Q - Israël avait refusé la trêve humanitaire que vous demandez. Pensez-vous qu'il y a davantage de possibilités de l'obtenir aujourd'hui ?
R - Israël avait, hélas, refusé le cessez-le-feu humanitaire mais l'aide passait. Nous le savons, en particulier d'après les renseignements que nous avons en particulier de la Croix Rouge internationale mais, maintenant, ce n'est plus le cas. Pour le moment, je crois - j'espère me tromper - que tous les points d'accès sont fermés. Notre intervention s'impose donc encore plus.
Il y a aussi des raisons politiques à ce déplacement. Il s'agit pour l'Union européenne de trouver ou, à tout le moins, de participer à l'élaboration d'une solution à New York, au Conseil de sécurité des Nations unies.
Nous nous coordonnons avec le président Sarkozy. Nous avons rendez-vous à Ramallah, chez le président palestinien, lundi à 17 heures.
Q - Le porte-parole du gouvernement israélien vient de déclarer qu'Israël bénéficiait d'une grande compréhension internationale. Que va demander Nicolas Sarkozy à Israël ?
R - Je ne sais pas ce qu'il veut dire par là. Nous avons précisé, comme nous le faisons toujours, que c'est en effet parce qu'il y a eu des roquettes pleuvant sur Israël et que la provocation à un moment donné a été trop forte, que le statu quo n'était plus possible. Mais nous avons également dit que la disproportion de la réponse semblait évidente. Hier, nous avons condamné, bien sûr, la pluie de roquettes sur Israël, mais également la progression des forces israéliennes.
Q - Comment expliquer que le Conseil de sécurité n'arrive pas à se mettre d'accord sur une résolution de condamnation de ce qui se passe actuellement à Gaza ?
R - C'est en effet insupportable. Mais il s'agit peut-être là du problème international le plus difficile du monde. L'existence de cet Etat créé après la guerre, après l'Holocauste, il a fallu l'imposer et qu'un Etat démocratique se crée. L'analyse n'est pas la même de la part de chacun des Etats et il n'est pas étonnant qu'il y ait des difficultés à trouver un accord à l'ONU.
Des divergences existaient entre les Européens au moment de la réunion du 30 décembre 2008 à Paris, sous la Présidence française du Conseil de l'Union européenne, mais à Vingt-sept nous sommes tombés d'accord pour le cessez-le-feu, pour l'arrêt des tirs de roquettes.
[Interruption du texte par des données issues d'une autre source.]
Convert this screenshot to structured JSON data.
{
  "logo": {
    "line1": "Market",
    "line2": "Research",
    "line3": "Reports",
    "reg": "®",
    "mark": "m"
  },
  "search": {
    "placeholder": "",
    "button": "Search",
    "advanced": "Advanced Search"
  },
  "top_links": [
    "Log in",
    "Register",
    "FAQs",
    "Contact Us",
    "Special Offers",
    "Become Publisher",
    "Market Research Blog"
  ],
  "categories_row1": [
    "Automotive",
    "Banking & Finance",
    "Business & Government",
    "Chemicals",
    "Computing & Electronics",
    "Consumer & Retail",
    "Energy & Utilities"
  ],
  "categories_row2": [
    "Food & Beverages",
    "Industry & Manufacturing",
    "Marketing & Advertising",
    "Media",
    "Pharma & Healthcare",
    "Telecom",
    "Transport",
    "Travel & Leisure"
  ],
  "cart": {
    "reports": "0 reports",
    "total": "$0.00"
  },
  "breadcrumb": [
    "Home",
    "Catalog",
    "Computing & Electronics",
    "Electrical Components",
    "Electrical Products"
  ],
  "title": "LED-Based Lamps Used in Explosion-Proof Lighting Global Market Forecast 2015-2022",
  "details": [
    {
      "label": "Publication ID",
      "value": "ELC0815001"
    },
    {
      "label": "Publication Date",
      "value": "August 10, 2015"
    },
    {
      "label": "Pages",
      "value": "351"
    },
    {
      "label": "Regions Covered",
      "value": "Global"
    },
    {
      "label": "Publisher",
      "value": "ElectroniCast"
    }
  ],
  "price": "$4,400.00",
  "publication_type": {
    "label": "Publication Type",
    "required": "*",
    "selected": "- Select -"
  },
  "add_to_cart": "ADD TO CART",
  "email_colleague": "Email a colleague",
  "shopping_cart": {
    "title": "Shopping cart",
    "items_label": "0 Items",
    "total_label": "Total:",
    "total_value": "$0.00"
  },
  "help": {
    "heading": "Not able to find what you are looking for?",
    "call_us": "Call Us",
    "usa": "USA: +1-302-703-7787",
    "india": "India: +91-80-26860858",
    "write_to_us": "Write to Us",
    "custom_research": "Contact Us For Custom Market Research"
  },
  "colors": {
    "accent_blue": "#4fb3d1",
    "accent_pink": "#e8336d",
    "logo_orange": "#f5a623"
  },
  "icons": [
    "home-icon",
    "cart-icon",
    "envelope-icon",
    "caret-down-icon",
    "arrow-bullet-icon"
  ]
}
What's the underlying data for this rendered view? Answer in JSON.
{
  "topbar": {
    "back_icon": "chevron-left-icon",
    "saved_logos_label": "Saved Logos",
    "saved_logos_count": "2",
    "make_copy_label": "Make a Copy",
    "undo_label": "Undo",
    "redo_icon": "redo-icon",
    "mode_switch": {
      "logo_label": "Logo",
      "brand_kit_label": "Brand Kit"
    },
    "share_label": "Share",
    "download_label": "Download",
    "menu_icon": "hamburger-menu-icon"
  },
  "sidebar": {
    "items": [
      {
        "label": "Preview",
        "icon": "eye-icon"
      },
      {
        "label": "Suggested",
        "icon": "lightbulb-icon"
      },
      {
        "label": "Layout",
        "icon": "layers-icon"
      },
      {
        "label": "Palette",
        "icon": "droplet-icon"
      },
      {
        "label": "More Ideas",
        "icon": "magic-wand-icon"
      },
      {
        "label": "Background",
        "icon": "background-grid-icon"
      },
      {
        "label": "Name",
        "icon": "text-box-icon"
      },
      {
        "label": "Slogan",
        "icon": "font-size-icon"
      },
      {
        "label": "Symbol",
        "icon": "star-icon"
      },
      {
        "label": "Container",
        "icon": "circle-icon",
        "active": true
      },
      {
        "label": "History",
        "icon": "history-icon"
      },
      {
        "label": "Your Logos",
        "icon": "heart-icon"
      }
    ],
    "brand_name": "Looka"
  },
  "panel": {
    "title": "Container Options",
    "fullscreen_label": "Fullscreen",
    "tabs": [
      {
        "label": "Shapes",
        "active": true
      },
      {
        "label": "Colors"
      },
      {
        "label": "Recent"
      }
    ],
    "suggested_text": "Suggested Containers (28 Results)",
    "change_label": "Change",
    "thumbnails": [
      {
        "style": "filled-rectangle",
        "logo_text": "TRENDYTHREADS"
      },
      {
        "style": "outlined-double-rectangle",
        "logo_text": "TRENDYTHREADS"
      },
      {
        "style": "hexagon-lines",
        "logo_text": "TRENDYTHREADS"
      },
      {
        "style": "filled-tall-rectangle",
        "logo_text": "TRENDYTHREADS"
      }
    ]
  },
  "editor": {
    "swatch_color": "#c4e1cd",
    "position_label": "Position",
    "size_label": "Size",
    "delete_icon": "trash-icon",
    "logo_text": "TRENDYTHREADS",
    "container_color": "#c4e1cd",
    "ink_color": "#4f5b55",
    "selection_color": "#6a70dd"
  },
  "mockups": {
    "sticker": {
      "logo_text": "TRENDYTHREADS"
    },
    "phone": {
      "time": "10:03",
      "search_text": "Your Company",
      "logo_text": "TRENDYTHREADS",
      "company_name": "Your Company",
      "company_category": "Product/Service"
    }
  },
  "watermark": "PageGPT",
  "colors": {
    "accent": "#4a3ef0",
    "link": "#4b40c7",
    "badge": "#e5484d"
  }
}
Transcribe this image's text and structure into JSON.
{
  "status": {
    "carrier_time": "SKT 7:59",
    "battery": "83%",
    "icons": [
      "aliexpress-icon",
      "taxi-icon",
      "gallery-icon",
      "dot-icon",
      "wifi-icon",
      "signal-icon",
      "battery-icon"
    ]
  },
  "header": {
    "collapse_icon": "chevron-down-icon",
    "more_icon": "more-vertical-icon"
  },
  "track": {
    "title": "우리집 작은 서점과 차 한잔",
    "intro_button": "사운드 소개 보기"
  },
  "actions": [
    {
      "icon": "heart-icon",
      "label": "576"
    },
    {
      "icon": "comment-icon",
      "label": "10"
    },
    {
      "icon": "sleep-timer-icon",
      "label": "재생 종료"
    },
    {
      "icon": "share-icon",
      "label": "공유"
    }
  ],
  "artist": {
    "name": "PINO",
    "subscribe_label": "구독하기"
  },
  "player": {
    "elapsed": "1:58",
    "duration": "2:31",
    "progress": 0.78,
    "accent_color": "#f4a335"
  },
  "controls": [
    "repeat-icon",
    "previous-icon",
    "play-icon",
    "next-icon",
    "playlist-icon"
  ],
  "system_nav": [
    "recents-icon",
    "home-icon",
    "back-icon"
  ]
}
Comme la Présidence tchèque l'a précisée, nous continuons à avancer, dans l'esprit de la dernière réunion de Paris, nous nous obstinons.
Q - Demain Nicolas Sarkozy arrive dans la région, mais avec une situation qui a changé depuis son projet de se rendre dans le Proche-Orient. Est-ce que cela ne va pas être plus difficile pour le président Sarkozy d'obtenir un engagement de la part des Israéliens et du Hamas d'arrêter les combats ?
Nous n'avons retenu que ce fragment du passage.